A grin snaked over his face. Des only used his old title when she was exceptionally pleased with him.
“On your feet, now,” he told Seuka, giving her a hand up. She rose easily, so thin and light. No wonder her would-be stealer had made good time. “Follow me. Let’s go around the back of this building.” Temporarily out of sight from the shore, though more than one person must have seen where they’d run to.
They skated along the side facing the town, passing a locked double door. Pen kicked it open in passing to provide a better draft for his soon-to-be furnace. He paused at the corner. From the next building over, the customs shed, a few men ran off to investigate the uproar going on down by Jato’s rowboat. Pen led the girls past the rearward side of the long shed, trailing his hand over the planks, feeling each little back-blow of heat, magical friction Learned Ruchia had dubbed it. Dry wood indeed.
Next over was the prison. A half-dozen guards on the roof were gathered gazing out under the flats of their hands, also toward the shore. Pen considered efficiencies. Moving fast wasn’t going to be useful for much longer, but he thought he might squeeze one more foray out of it.
Leaving the sisters next to a building that would shortly be ablaze wouldn’t do, so he took their hands to prevent straying and had them hunker down by the corner of the prison, holding his finger to his lips to enjoin silence. He walked around to the back entry where, this time, two guards were posted, leaning against the stone wall but otherwise alert. Reaching for their short swords, they both pushed off and scowled at Pen’s smile as he approached with both his hands held out empty. For a moment, poised to react, they were usefully still.

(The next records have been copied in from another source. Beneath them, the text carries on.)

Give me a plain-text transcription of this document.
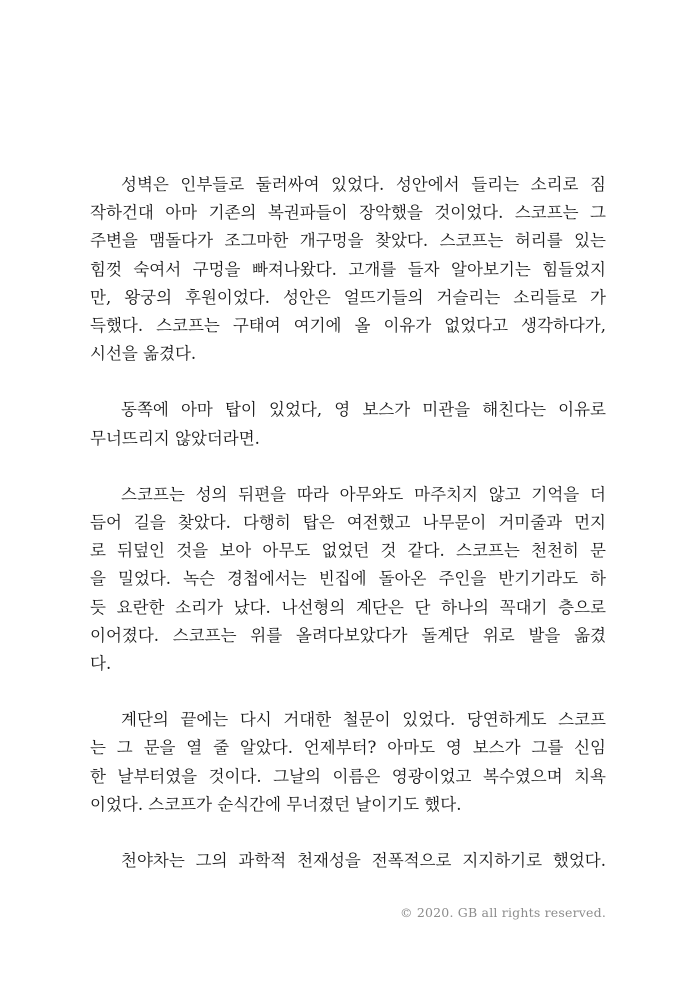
성벽은 인부들로 둘러싸여 있었다. 성안에서 들리는 소리로 짐
작하건대 아마 기존의 복권파들이 장악했을 것이었다. 스코프는 그
주변을 맴돌다가 조그마한 개구멍을 찾았다. 스코프는 허리를 있는
힘껏 숙여서 구멍을 빠져나왔다. 고개를 들자 알아보기는 힘들었지
만, 왕궁의 후원이었다. 성안은 얼뜨기들의 거슬리는 소리들로 가
득했다. 스코프는 구태여 여기에 올 이유가 없었다고 생각하다가,
시선을 옮겼다.
동쪽에 아마 탑이 있었다, 영 보스가 미관을 해친다는 이유로
무너뜨리지 않았더라면.
스코프는 성의 뒤편을 따라 아무와도 마주치지 않고 기억을 더
듬어 길을 찾았다. 다행히 탑은 여전했고 나무문이 거미줄과 먼지
로 뒤덮인 것을 보아 아무도 없었던 것 같다. 스코프는 천천히 문
을 밀었다. 녹슨 경첩에서는 빈집에 돌아온 주인을 반기기라도 하
듯 요란한 소리가 났다. 나선형의 계단은 단 하나의 꼭대기 층으로
이어졌다. 스코프는 위를 올려다보았다가 돌계단 위로 발을 옮겼
다.
계단의 끝에는 다시 거대한 철문이 있었다. 당연하게도 스코프
는 그 문을 열 줄 알았다. 언제부터? 아마도 영 보스가 그를 신임
한 날부터였을 것이다. 그날의 이름은 영광이었고 복수였으며 치욕
이었다. 스코프가 순식간에 무너졌던 날이기도 했다.
천야차는 그의 과학적 천재성을 전폭적으로 지지하기로 했었다.
© 2020. GB all rights reserved.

Lingual nerves, sciatic nerves, axillary nerves, brush, brush, brush, and they were down, choking and writhing. He stepped around them and down the steps, lifted the bar, and popped the bolt. A quick jog down the dark central corridor left every lock hanging open. He pushed his head into the main prison, just as full of unhappy men as it had been the other night, and was there no end to this trade, and called in Adriac, “The rear doors are open. What you do with that fact is up to you.”
He hurried back out to where the girls stood staring down in shocked fascination at the guards he’d dropped.
“Was that a magic spell?” asked Lencia.
“No. Well, not technically. I really don’t think of anything other than a shamanic persuasion or geas as a spell, exactly.” They scrunched their brows at him, disbelievingly. “I’ll teach you the distinctions sometime if you’re interested, when we get home. But first we have to get home. This way.”
They continued on from the prison. Pen did not look back as the first hoarse voices reached the back doors and grew louder, fearfully marveling. Some of those men might die in this escape attempt, but… not by his hand.
You can’t save everyone, Pen, Des consoled him.
Yes. I learned that well back in Martensbridge. I am not likely to forget.
He was flushed with heat, sweat tricking down his neck and back. The next building seemed to be a run-down taverna. A couple of servants idling by its back door stared at him and the girls as they trotted past, but did not attempt to impede them, their attention seized by the outflux of men from the prison. They hastily darted back inside and barred their door, shouting warnings. Pen led the girls around the far side of the dingy building to where he could again get a view of the harbor.